Um Ano na Crise

Família Fonseca

"Bastava ter um emprego mais ou menos certo para poder recorrer ao banco"

Por Idálio Revez

Quando os turistas caminham em direcção à praia, Sandra Fonseca faz o percurso inverso: vai limpar as casas deixadas vagas por famílias com poder de compra acima da média, em Vale do Lobo e na Quinta do Lago, no Algarve. "Com o que eles pagam de aluguer por um dia, 1500 euros, vivia eu à grande durante um mês", desabafa. O Verão no Algarve é sinónimo de férias para muitos e oportunidade de trabalho sazonal para outros. Numa terra onde o desemprego bateu o recorde dos 17 por cento, bem acima da média nacional, a chegada dos veraneantes representa um paliativo para minimizar alguns dos problemas sociais decorrentes da falta de trabalho.

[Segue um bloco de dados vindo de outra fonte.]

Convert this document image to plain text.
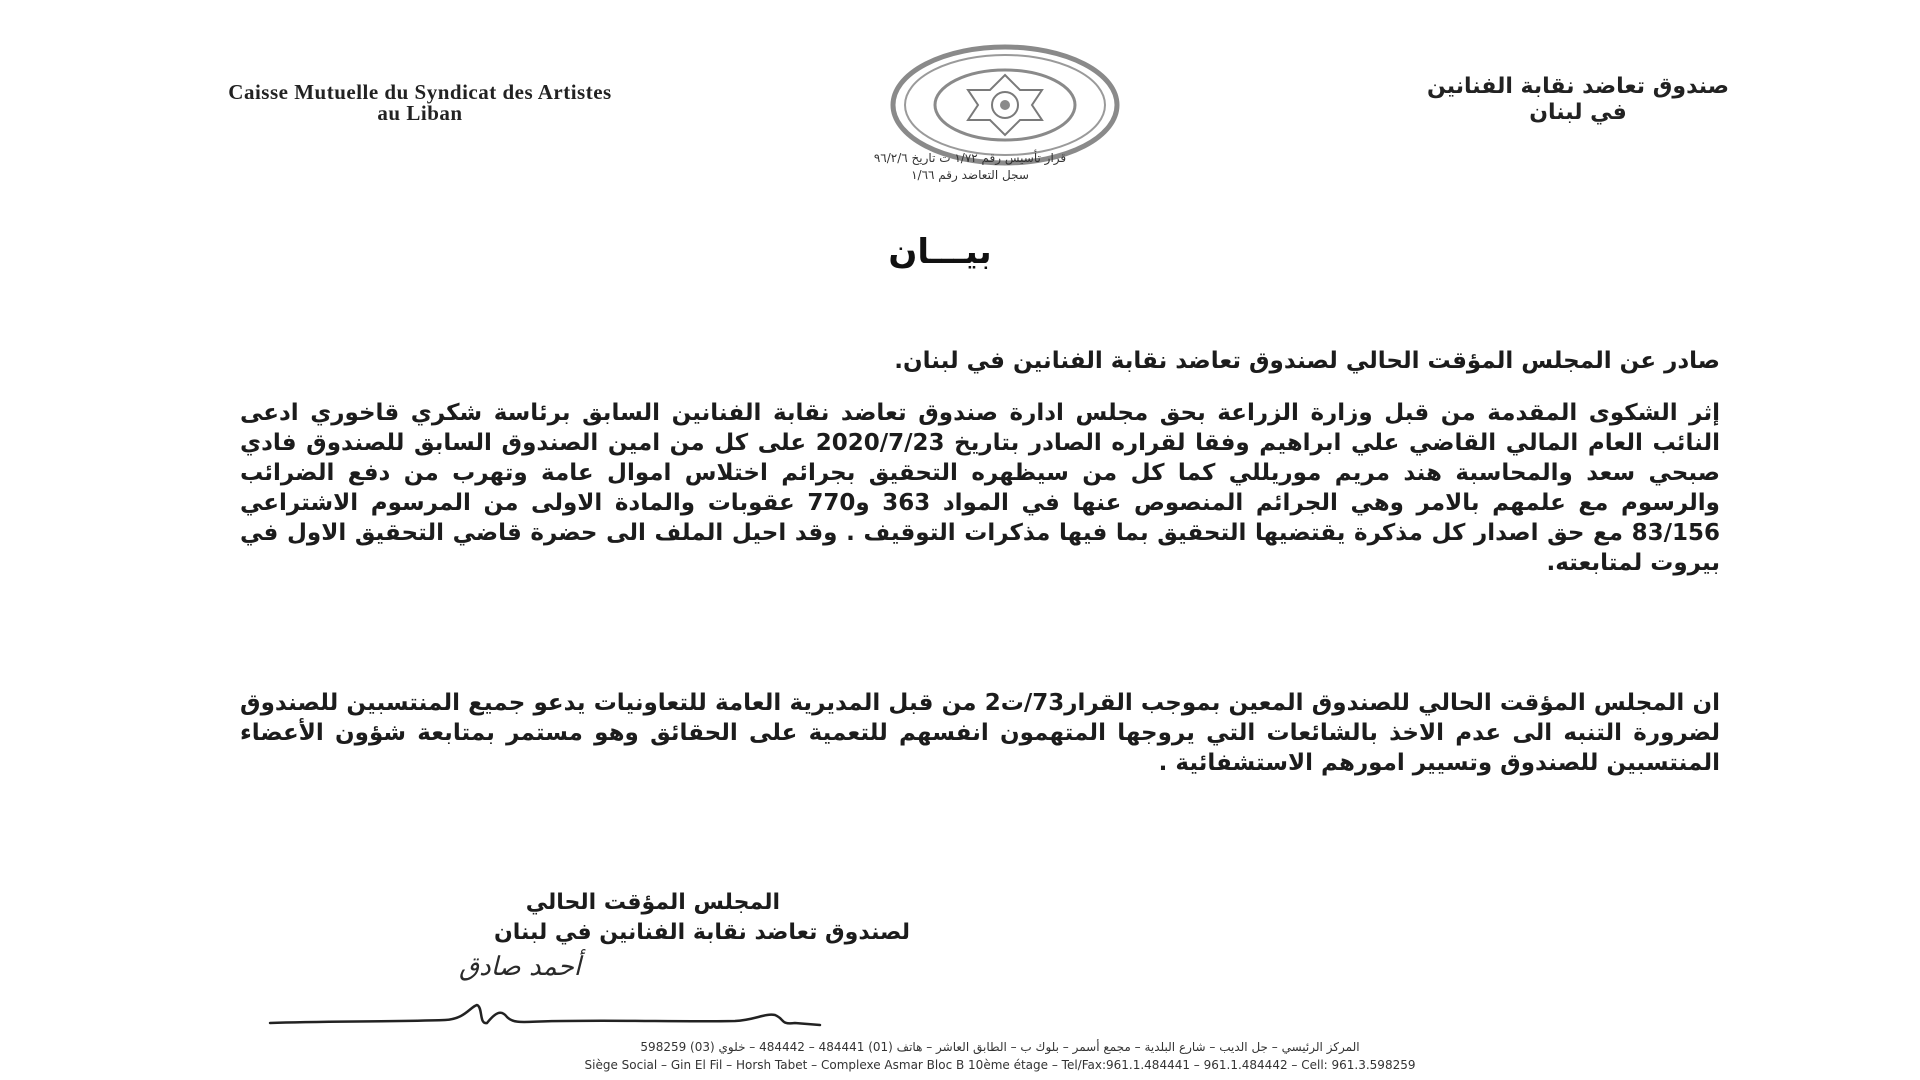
Caisse Mutuelle du Syndicat des Artistes
au Liban
صندوق تعاضد نقابة الفنانين
في لبنان
قرار تأسيس رقم ١/٧٢ ت تاريخ ٩٦/٢/٦
سجل التعاضد رقم ١/٦٦
بيـــان
صادر عن المجلس المؤقت الحالي لصندوق تعاضد نقابة الفنانين في لبنان.
إثر الشكوى المقدمة من قبل وزارة الزراعة بحق مجلس ادارة صندوق تعاضد نقابة الفنانين السابق برئاسة شكري قاخوري ادعى النائب العام المالي القاضي علي ابراهيم وفقا لقراره الصادر بتاريخ 2020/7/23 على كل من امين الصندوق السابق للصندوق فادي صبحي سعد والمحاسبة هند مريم موريللي كما كل من سيظهره التحقيق بجرائم اختلاس اموال عامة وتهرب من دفع الضرائب والرسوم مع علمهم بالامر وهي الجرائم المنصوص عنها في المواد 363 و770 عقوبات والمادة الاولى من المرسوم الاشتراعي 83/156 مع حق اصدار كل مذكرة يقتضيها التحقيق بما فيها مذكرات التوقيف . وقد احيل الملف الى حضرة قاضي التحقيق الاول في بيروت لمتابعته.
ان المجلس المؤقت الحالي للصندوق المعين بموجب القرار73/ت2 من قبل المديرية العامة للتعاونيات يدعو جميع المنتسبين للصندوق لضرورة التنبه الى عدم الاخذ بالشائعات التي يروجها المتهمون انفسهم للتعمية على الحقائق وهو مستمر بمتابعة شؤون الأعضاء المنتسبين للصندوق وتسيير امورهم الاستشفائية .
المجلس المؤقت الحالي
لصندوق تعاضد نقابة الفنانين في لبنان
أحمد صادق
المركز الرئيسي – جل الديب – شارع البلدية – مجمع أسمر – بلوك ب – الطابق العاشر – هاتف (01) 484441 – 484442 – خلوي (03) 598259
Siège Social – Gin El Fil – Horsh Tabet – Complexe Asmar Bloc B 10ème étage – Tel/Fax:961.1.484441 – 961.1.484442 – Cell: 961.3.598259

Sandra, de 29 anos, mãe solteira, está entre os que encontraram trabalho com o aumento da ocupação hoteleira. O seu sonho, confessa, era voltar a viver em casa própria. "Bastava ter um emprego mais ou menos certo para poder recorrer ao banco." Por enquanto, conta só com a solidariedade dos pais, que a receberam em casa depois de ter falhado um negócio por conta própria na área dos similares de hotelaria (explorava um snack-bar perto de Olhão). Deixou as três horas diárias de limpezas na Universidade do Algarve e desde há cerca de um mês trabalha para uma empresa de apoio ao turismo, fazendo serviço de limpezas nos empreendimentos turísticos de luxo em Vale do Lobo e Quinta do Lago. "As vezes, digo à minha colega: Bastava-me ter uma casa do tamanho da casota do cão, destas que se encontram aqui." Seguindo a máxima de que o sonho comanda a vida, confessa que não é pessoa para desistir com facilidade: "Continuo a lutar por aquilo em que acredito e espero vir a ter melhores condições".

As dificuldades económicas barraram-lhe durante meses a ideia de partir para um novo projecto, mas conseguiu dar o salto no campo afectivo. "Vivo com o Luciano desde há cerca de dois meses", confidencia. O novo companheiro sorri, puxa um cigarro feito à mão e oferece-o à amiga. O companheiro vive de uma pensão de invalidez, de pouco mais de 200 euros por mês. Com esse rendimento, mesmo juntando o ordenado dela - ronda os 700 euros - "não é possível pensar em arranjar uma casa para vivermos juntos". Os dois filhos de Sandra, um de cinco e outro de dez anos, moram com as avós.

Luciano confessa que não se sente bem por depender de uma pensão mínima. "Tenho conhecimentos de mecânica e gostaria de trabalhar nessa área, mas já me disseram que não posso acumular rendimentos - devem ter medo que fique rico", ironiza.

Nos últimos tempos surgiu mais uma dificuldade. Luciano foi multado em 200 euros e julgado em tribunal por falta de pagamento. Não dispondo de rendimentos, foi-lhe comutado o valor da penalização por trabalho social no Banco Alimentar, em Faro. Sandra Fonseca confessa que, embora se "sinta estafada" com o trabalho - sai de casa às 8h, regressa às 21h e só com direito a um dia de descanso por semana -, ainda vai trabalhar como voluntária na próxima folga. Oferece-se para colaborar no Banco Alimentar. "É uma oportunidade de estar mais tempo perto do Luciano", observa.